By Maria Greco Danaher (Shareholder, Ogletree Deakins) and Christopher M. Danaher (Regional Manager, Thomson Reuters)
Is the annual performance review a value-added event for employees . . . or is it an anxiety-generating mechanism that could be eliminated without the loss of any forward momentum to a company?
Here are a few facts about performance reviews (based, not on any scientific calculations or extensive polling results, but on the authors’ combined experience with corporate management practices, training, and litigation avoidance):
- Supervisors and managers frequently misstate the true nature of the performance issues being addressed, generally describing each issue as less of a problem than it is;
- Many employees are unable to understand the exact nature — and effect — of the resulting evaluation;
- Written performance reviews often are used as evidence in employment litigation to support an employee’s claim of discrimination;
- The practice of annual performance reviews has been criticized by employers, employees, and media, alike; and (most surprisingly),
- Most companies continue to implement annual performance reviews in the same way that they’ve done over past years.
The Pros and Cons:
There are strong supporters for and strong detractors of the typical annual performance evaluation. The New Yorker summarized those arguments concisely in its July 24, 2015 edition, with “The Push Against Performance Reviews.”
With corporate employers’ increasing attention on employee engagement, individual accountability, and value-added efforts, companies are asking whether or not performance evaluations should remain part of management’s tool box for performance improvement. Look at the primary arguments for each side:
- FOR: Advocates of annual reviews assert that it creates a mechanism for managers to identify “top performers” and “problem employees” and to explain to the “average” employee the steps that he or she can take to move into the highest tier.
- AGAINST: The problem with that rationale is that it typically is based on an assumption that there is a “top” and a “bottom” group of performers. With that mindset, some managers and supervisors create artificial categories of deficiencies (“not outgoing enough,” “unable to accept criticism gracefully,” etc.) to assure that they can populate each performance level. Further, it is the unusually thoughtful and far-sighted manager who takes the initiative to explain to the middle-of-the-deck employee what must be done to rise to the top.
What Is The Alternative?:
The alternative to the dreaded review process can be summarized in three words: frequent meaningful feedback. Regular meetings (optimally, at least monthly) do several things, including:
- Allow employees to have a voice in the relationship with their supervisors;
- Lessen the anxiety that is a typical result of the anticipation of the yearly event on which all raises, promotions, and job possibilities rest;
- Help weaker performers to understand the steps needed to move toward improvement; and
- Assure that managers and subordinates are on the same page when it comes time to make decisions regarding raises, promotions, or disciplinary actions.

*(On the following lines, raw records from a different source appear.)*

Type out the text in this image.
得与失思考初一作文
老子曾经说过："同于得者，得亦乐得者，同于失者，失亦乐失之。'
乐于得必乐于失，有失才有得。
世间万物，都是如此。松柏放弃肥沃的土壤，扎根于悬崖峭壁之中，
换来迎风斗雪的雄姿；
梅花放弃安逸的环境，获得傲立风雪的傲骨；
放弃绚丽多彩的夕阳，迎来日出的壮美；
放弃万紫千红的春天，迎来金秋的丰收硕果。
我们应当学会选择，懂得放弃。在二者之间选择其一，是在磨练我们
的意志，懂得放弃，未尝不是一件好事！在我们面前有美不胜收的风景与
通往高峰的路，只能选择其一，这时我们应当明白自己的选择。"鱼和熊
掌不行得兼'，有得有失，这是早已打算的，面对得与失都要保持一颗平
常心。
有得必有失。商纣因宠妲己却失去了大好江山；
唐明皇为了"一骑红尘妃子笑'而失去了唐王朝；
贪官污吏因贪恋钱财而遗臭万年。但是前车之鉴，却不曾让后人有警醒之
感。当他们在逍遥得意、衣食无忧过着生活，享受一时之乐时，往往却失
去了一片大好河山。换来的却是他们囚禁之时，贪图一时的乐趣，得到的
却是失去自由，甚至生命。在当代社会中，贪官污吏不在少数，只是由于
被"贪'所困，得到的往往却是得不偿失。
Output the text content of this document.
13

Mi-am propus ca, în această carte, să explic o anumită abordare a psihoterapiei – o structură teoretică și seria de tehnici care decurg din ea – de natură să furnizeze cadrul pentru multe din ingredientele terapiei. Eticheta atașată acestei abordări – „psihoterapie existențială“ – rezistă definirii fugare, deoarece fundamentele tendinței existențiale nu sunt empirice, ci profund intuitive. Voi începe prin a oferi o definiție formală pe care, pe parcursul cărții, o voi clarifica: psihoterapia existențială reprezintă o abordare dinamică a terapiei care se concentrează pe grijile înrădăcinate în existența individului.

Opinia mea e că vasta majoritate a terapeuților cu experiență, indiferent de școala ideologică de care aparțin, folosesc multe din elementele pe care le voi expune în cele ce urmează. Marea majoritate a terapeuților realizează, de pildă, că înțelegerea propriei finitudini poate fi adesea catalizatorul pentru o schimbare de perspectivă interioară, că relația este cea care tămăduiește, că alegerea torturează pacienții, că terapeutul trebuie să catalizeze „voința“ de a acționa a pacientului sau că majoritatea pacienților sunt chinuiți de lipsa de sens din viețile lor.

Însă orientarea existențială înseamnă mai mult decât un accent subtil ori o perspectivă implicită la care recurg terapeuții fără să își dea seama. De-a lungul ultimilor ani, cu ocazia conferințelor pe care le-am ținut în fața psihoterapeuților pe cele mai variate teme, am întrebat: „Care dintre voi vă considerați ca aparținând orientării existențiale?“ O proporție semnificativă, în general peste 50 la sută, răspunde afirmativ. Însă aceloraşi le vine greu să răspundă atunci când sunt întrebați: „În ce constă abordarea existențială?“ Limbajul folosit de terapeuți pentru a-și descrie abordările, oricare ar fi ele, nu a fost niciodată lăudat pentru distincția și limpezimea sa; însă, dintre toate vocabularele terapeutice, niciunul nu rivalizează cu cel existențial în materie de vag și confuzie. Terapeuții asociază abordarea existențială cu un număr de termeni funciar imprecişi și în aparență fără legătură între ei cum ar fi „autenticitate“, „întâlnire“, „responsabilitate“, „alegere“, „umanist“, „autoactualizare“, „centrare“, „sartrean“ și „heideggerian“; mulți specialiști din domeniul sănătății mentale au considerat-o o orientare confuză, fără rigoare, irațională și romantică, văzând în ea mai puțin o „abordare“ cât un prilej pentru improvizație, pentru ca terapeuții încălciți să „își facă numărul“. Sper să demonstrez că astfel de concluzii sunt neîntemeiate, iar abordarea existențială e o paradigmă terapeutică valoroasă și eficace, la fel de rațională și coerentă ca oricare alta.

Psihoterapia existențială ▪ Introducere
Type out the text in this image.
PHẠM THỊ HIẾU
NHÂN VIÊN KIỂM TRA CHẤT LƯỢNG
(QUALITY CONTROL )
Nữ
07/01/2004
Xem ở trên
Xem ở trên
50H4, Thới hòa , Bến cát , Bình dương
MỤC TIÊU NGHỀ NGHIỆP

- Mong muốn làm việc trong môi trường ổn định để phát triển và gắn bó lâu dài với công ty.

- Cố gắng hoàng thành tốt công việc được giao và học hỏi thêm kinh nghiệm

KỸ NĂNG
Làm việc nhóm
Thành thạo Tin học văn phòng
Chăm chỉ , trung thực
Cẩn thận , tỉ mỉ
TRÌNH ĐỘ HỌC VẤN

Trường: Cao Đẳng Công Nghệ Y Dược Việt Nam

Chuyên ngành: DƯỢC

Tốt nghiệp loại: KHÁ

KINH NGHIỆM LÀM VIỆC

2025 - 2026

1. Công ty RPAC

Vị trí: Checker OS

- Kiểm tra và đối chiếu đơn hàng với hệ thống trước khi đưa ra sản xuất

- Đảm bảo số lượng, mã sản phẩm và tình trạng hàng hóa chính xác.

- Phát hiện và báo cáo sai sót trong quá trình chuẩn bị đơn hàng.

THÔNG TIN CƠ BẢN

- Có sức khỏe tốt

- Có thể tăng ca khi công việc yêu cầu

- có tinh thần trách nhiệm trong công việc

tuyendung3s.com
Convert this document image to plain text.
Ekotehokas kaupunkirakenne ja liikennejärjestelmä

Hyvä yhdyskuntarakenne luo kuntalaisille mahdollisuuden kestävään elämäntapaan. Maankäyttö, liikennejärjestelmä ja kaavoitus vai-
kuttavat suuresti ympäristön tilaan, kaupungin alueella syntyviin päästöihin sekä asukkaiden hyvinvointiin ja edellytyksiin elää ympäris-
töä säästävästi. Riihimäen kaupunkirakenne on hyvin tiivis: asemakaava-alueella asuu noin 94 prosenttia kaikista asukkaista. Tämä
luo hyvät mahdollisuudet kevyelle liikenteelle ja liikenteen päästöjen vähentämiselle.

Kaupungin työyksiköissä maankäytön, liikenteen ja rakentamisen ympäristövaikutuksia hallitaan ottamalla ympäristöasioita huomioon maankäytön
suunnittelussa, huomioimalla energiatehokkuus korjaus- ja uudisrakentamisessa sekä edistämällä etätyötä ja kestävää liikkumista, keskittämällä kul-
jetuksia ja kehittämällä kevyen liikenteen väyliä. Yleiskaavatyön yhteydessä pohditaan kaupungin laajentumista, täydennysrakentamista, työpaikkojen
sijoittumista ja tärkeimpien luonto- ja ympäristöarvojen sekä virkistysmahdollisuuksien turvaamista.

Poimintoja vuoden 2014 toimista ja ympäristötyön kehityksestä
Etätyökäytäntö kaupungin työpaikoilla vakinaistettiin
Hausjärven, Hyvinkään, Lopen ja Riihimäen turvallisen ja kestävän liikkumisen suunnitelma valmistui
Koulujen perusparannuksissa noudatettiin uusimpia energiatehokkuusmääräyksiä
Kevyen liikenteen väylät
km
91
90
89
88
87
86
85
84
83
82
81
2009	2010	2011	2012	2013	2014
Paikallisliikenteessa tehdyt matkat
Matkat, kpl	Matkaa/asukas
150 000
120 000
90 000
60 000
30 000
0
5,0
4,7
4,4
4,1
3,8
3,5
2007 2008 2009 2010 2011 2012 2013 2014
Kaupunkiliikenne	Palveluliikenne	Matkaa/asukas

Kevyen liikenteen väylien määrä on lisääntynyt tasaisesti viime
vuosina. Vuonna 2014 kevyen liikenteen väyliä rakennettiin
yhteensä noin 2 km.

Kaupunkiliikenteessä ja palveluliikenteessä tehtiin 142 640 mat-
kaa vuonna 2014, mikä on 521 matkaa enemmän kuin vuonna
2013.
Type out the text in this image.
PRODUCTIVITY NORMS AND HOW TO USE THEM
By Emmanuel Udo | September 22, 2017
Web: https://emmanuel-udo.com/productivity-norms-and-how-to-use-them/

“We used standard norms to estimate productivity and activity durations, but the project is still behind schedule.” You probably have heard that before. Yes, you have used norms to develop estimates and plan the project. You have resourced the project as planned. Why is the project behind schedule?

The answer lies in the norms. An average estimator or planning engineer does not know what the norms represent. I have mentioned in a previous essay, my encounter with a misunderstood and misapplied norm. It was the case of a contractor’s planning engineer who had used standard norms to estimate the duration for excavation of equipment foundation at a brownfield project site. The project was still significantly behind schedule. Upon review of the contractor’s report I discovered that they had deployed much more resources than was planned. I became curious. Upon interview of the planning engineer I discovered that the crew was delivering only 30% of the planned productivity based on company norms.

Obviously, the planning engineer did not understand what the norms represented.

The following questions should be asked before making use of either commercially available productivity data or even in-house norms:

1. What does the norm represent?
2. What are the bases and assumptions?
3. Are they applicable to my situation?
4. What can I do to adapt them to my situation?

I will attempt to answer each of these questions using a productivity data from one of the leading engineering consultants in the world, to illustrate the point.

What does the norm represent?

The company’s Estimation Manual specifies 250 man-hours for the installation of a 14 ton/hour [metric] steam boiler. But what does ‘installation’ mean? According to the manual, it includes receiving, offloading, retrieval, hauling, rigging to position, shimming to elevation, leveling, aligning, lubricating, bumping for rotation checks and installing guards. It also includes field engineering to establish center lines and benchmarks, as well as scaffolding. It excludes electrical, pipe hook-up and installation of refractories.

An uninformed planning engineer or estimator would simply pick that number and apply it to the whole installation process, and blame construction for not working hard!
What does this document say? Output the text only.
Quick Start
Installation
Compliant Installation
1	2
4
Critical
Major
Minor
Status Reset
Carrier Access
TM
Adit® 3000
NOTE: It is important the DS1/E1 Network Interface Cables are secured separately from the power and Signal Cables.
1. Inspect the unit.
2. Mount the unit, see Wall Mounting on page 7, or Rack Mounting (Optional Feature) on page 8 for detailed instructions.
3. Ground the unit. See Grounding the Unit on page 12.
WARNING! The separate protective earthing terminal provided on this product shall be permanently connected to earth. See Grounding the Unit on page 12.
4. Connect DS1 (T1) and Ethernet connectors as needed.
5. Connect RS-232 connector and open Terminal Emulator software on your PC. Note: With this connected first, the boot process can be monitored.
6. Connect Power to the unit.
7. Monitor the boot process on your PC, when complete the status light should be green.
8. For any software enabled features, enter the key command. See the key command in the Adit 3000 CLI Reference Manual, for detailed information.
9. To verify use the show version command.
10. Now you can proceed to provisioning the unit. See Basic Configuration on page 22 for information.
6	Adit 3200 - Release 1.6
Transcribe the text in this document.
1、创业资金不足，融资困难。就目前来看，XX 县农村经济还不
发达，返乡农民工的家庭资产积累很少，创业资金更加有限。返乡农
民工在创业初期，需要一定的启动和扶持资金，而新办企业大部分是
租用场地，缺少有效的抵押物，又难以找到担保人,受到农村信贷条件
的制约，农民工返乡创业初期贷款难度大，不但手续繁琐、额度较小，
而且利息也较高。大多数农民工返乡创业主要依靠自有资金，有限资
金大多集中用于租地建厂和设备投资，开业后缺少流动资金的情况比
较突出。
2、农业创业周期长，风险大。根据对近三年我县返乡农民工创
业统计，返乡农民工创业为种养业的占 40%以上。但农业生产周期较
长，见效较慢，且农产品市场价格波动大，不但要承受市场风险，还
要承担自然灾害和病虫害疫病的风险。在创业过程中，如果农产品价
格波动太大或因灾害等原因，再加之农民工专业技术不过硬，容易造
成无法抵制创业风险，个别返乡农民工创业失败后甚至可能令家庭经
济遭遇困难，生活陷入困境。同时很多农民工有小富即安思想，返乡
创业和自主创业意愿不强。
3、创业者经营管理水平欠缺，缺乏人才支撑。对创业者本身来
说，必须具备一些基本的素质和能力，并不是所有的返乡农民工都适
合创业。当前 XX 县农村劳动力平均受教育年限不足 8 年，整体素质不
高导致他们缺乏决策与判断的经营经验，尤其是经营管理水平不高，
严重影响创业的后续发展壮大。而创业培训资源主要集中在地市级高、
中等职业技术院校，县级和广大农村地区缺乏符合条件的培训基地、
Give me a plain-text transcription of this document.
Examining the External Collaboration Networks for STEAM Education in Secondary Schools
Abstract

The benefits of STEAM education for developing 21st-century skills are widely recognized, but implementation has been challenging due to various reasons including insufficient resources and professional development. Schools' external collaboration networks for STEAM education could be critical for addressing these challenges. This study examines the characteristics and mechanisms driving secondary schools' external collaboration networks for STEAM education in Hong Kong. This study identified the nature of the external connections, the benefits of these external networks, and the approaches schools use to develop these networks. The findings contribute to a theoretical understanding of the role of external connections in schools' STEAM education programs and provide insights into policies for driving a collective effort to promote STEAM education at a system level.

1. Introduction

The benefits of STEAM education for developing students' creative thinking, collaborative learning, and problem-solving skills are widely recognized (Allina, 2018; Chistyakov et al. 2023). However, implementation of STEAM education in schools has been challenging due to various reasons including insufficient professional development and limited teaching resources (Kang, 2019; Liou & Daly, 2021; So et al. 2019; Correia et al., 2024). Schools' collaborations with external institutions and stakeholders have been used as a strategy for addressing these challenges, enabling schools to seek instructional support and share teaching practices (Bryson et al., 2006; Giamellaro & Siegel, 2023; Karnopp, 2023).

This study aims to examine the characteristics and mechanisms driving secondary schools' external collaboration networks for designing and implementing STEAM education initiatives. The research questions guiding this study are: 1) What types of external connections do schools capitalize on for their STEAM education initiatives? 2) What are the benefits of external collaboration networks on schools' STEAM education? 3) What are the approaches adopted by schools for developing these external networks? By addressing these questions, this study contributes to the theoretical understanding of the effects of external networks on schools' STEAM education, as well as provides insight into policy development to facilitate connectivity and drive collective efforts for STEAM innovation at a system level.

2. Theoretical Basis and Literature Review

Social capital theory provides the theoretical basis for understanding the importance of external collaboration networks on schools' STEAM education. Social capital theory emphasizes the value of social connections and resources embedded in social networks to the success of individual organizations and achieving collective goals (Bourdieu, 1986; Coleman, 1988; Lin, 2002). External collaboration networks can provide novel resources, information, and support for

The trend clearly is in that direction. Adobe has instituted “check-in conversations” with employees; earlier this year, Deloitte completely redesigned its appraisal system; Microsoft abolished its evaluation system in 2013 ; and Accenture is getting rid of performance rankings altogether in September.
How To Do It Right:
Whether or not a company continues using an annual performance review or moves to a more frequent meeting schedule, the mechanism should include the following elements:
- A pre-set written agenda, with actual talking points, which allows both the manager and the employee to give realistic thought to comments and discussion topics;
- Objective measurements – set during the meeting to allow for employee input and questions – for which the employee should strive before the next meeting;
- Concise documentation of the meeting itself, which is made available to the employee for convenient review; and
- Time during the session for productive discussion and honest feed-back.
There’s an important consequence to providing frequent meaningful feedback, as opposed to a once-a-year anxiety producing meeting: it encourages managers to think of “managing” as an action word, rather than just a job title. This new mind-set could lead directly to increased employee engagement.
It takes sincere attention and honest effort to stay in touch with employees for more than a single scheduled “checklist review.” But teams often emulate their managers, so an investment of time and effort by a manager could very well lead to more effective output from the whole team, who then view the manager as doing more than just the “bare minimum.”